Neben den Unterschieden in den individuellen Architekturkonzepten ist noch ein anderer zu beachten: Man kann im Grunde nicht von einem „Kirchenbau des 20. Jahrhunderts“ wie von dem vergangener Jahrhunderte sprechen. Denn in der Begriffswelt der modernen Architektur hat die Kirche als Bauaufgabe sehr verschiedene Rollen gespielt.

Der größte Teil der historischen Architektur war Sakralbau schlechthin, oder doch Sakralbau in Polarität mit anderen bestimmenden Aufgaben.

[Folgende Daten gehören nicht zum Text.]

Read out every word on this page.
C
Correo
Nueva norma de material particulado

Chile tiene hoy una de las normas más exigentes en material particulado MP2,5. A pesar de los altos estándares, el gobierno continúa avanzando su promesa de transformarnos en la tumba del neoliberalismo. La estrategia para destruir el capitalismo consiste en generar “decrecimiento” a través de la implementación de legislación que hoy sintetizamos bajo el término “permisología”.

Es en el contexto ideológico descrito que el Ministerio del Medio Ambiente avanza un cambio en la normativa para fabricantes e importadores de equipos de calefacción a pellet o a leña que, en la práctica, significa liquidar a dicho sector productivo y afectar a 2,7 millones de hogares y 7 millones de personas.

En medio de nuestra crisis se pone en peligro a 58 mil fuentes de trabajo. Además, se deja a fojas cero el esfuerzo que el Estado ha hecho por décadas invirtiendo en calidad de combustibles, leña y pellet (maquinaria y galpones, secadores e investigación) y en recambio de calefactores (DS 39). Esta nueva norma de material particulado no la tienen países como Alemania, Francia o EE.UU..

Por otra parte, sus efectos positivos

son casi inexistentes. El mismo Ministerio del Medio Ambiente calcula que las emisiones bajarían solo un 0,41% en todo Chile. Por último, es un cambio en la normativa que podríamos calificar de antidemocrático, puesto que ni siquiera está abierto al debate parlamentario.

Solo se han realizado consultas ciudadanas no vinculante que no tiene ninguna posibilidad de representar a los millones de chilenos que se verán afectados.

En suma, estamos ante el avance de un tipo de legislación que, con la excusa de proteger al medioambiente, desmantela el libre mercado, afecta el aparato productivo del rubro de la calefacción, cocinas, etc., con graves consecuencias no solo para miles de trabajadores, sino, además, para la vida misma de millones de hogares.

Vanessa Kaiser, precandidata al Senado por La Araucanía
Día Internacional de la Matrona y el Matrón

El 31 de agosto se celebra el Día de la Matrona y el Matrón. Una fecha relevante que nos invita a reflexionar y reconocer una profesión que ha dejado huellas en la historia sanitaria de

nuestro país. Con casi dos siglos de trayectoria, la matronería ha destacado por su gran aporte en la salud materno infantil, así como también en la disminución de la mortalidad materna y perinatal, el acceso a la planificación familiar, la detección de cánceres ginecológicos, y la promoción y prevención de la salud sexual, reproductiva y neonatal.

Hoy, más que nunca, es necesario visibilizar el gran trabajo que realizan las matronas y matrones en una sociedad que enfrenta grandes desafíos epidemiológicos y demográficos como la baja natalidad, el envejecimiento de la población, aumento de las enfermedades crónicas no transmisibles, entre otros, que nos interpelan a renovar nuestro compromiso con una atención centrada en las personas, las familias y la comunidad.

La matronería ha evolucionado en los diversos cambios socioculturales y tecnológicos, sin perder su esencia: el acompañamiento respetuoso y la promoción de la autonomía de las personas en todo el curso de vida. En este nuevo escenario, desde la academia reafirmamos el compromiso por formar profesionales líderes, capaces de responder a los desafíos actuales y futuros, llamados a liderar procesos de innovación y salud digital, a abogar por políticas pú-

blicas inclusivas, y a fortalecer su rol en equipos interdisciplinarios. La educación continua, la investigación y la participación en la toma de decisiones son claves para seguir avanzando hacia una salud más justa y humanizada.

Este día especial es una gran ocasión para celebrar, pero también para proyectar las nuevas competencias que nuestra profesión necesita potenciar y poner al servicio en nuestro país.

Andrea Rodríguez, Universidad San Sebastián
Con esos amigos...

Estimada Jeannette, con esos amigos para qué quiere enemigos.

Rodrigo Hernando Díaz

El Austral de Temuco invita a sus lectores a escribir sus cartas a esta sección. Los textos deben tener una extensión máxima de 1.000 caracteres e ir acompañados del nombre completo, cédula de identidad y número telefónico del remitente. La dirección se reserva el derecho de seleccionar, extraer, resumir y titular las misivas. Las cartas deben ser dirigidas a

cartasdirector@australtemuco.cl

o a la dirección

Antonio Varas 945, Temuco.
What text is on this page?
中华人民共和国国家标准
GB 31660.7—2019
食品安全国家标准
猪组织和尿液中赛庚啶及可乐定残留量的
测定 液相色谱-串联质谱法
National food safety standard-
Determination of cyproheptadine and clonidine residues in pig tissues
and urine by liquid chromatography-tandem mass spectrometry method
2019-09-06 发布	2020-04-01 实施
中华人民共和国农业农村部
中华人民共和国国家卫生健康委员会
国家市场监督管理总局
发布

Daß dies nicht mehr der Fall ist, mußte spätestens in den wachsenden Großstädten der Gründerzeit offenbar werden, als die großen Kirchenbauten des Historismus, auf aus dem Straßenraster ausgesparten Blöcken errichtet, nicht einmal imstande waren, wirklich öffentliches Leben anzuziehen.

Folgerichtig war für die Theorie des neuen Bauens der Kirchenbau kein Thema. Aus der klassischen Zeit der modernen Architektur gibt es keine Kirchenbauten, zumindest keine solchen, die in ihrer Entwicklung irgendeine Rolle spielen. Es war damals schwer vorstellbar, daß das neue Zeitgefühl in einem Kultbau seinen Ausdruck finden könnte.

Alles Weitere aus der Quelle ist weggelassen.